Get maverick disc brake asseblies from a maverick or a late 70s granada. this includes the spindle the caliper and ll the caliper clips that hold it in place and one bolt on each side. Hammer off the spindle from the ball joints and tie rod ends from your car and replace it with the new spindle and buy yourself new tie rod ends from the car that you took the spindles. Put everything back together like it was on the car you got the discs from and blamo. You dont NEED the prop valve and the master cylinder, but if you need piece of mind you can swap those too. I may not have been perfectly clear, so go to www.maverickgrabber.com for an in-depth detailed set of instructions for this swap. I believe it is under the mav/comet technical section. -Todd
just a thought You don't "need" to replace the tie rod ends if you don't want. At least I didn't, I didn't even have to get the front end checked out, it drives strait and true. The reason I say this is, if you change your tie rod ends you will probably want to have an allingment done.
This is what I learned doing my conversion. I have a 70, actually a 69.5 so I don't know if this is unique to my conversion or not. I bought a 77 donor car and got the complete spindle assemblies from both sides. I bought new rotors, calipers and a disc brake master cylinder. I finally got my brakes working good and I'm using the original distribution block. I did have to change my tie rod ends because the 70 tie rod ends went too deep into the spindle holes and would not have enough travel, I was afraid they would bind, so I got the 77 tie rod ends. I asked for help on this board on the brake lines and I ordered what was recommended, not these peoples fault, but they were too short by about 1 1/2 to 2". So I tried the original rubber lines and they were the same wrong length. I ended up ordering lines direct from Earls to the length I needed and they were cheaper by $20 than the russels. Anyways I think the early cars had longer flexible lines and I don't have clue when that might have changed. I know this is long but if I can save some one some trouble it is worth it to me.

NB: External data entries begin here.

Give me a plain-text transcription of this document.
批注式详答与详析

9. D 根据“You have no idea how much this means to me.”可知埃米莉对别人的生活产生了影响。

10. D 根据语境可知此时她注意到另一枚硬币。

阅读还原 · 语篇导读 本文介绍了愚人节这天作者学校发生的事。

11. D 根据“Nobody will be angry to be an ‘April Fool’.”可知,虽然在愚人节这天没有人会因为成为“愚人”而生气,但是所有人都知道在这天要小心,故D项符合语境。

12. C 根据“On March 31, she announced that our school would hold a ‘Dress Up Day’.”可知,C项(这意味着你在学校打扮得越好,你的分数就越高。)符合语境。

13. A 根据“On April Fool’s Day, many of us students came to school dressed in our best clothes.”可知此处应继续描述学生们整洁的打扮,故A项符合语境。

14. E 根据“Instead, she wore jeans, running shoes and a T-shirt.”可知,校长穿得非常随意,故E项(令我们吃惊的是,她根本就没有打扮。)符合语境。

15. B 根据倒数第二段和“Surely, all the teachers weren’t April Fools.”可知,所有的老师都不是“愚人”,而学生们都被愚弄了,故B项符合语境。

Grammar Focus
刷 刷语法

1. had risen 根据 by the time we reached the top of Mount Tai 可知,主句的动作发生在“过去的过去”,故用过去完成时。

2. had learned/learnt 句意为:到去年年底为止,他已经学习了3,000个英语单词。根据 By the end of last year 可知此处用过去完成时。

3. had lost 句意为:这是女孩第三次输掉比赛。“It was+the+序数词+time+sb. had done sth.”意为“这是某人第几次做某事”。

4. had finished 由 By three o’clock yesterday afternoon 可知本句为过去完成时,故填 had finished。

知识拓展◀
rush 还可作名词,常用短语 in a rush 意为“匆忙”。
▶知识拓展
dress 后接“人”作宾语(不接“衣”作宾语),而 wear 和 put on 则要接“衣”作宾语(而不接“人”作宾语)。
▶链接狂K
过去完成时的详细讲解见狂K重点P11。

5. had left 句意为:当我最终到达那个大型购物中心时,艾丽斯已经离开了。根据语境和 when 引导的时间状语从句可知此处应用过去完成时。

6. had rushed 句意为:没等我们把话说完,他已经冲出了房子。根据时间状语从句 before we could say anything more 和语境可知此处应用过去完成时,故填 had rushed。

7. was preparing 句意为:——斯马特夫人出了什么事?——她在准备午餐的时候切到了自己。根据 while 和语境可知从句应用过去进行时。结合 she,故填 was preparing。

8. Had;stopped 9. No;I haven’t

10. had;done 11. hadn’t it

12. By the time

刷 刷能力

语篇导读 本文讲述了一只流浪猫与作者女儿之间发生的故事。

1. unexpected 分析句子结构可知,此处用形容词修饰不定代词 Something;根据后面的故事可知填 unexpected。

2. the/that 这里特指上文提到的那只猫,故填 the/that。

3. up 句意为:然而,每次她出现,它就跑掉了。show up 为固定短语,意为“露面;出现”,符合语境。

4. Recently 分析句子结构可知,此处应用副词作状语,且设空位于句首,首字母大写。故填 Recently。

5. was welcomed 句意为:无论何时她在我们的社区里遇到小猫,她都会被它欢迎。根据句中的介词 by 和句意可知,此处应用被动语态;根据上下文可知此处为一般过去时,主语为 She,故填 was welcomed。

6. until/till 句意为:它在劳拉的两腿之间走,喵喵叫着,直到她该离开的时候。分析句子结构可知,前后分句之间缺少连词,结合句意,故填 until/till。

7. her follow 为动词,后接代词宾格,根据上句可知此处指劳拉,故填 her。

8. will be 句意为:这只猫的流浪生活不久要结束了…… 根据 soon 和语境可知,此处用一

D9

hard to say it's always little things that we seem to run into on these cars, the engeneers at Ford like to change things for no good reason, job security I'm sure. I used the front brakes lines that were the Granada/Lincoln Versilles part number and they worked. A lot of it is trial and error. Russ Martin gave me a lot of advice on my car, he was a mechanic for over 30yrs and has done all these conversons on his '70.
Having done this conversion twice, the 70(also 69.5) the tie rods are too tall. The 72 and later tie rods from drum brakes are skinnier than stock disc tie rods. If the tie rods in your car fit very snugly(i.e. you cant push them in with your hands) in the disc spindle but the threads go up too high, to save your self some cash and an alignment, you could use a thick washer that barely gets around the threads to make the codder pin fit into the grooves of the nut on the tie rod. If you can push them in with your hands, get tie rods from the year of the car you got the spindles. This is the way to have 100% certain safe tie rods in your car when you do the disc swap. If you need piece of mind, go to Charlie Ping's site,(maverickgrabber.com) and read it for yourself. You dont really want to cheap out with your car when it comes to steering or braking. I personally would not cheap out and I would get new tie rods. Besides, you have to remember that they are more than thirty years old and they are going to crap out sometime. Sorry so long. -Todd
When I did my 72 Sprint, and another 71, the tie rods fit perfectly and I had no problem using the standard disc brake hose for a Maverick application. As Ward said, there may be a difference in the 70's only. I also used Maverick spindles. Is there a difference in the Granada spindles?
don't think so. I think the Maverick and Granada spindles are the same, they seem to interchange with a lot of cars. I know a guy who used the Granada conversion on his '70 Torino, I think maybe that is one design that the engineers didn't change much over those years.